Further derivatives, the 6301 and 6300i released in 2008, added WiFi (802.11b/g) and UMA capabilities, increased storage and memory (64 MB and 32 MB instead of 32 MB and 16 MB, respectively), microSDHC support, and a later revision of Series 40. They were announced on 20 September 2007 and 26 March 2008 respectively. (Note: Article states 26 March 2007 instead of 26 March 2008) The 6301b was sold in North America and switched the 900 MHz GSM band for 850 MHz. The 6300i is differentiated from the 6301 in permitting use of WiFi for applications other than Wi-Fi calling, such as web browsing.

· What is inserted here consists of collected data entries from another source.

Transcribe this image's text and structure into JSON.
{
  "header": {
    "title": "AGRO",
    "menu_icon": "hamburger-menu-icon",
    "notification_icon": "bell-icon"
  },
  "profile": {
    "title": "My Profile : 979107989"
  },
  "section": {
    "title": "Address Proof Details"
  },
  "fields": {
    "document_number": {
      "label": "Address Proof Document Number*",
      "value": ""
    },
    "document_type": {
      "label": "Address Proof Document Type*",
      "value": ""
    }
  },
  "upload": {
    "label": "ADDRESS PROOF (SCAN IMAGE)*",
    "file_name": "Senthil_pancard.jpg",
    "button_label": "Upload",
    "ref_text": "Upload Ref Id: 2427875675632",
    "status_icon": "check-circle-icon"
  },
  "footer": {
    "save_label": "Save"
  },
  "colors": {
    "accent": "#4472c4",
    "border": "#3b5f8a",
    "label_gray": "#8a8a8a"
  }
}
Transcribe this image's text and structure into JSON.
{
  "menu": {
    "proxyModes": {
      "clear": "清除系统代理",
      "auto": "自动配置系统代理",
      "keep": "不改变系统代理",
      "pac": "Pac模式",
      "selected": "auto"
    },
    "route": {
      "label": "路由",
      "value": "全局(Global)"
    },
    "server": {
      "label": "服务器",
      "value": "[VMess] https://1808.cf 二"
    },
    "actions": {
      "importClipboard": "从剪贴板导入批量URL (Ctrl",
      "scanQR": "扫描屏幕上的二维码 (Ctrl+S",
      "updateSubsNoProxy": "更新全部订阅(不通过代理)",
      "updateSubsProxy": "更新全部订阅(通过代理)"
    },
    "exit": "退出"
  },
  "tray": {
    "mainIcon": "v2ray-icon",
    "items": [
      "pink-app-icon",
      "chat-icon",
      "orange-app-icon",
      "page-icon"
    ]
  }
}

The model number was reused in 2020 for a KaiOS-powered mobile phone announced by HMD Global, the Nokia 6300 4G.

==Popularity and reception==
Nokia 6300 was a highly popular mobile phone handset throughout the world, officially the best-selling Nokia handset in 2007. A report from The Economist said that Nokia 6300 was the most popular handset in Africa as of the beginning of 2011, four years after the original release.

Reviewers of the handset generally praised the build quality and feature set. Reviewer S21 called it "our favourite Nokia phone for a long time", praising the user-friendliness and metallic design.

The 6300 was succeeded by the Nokia 6303 classic and Nokia 6700 classic.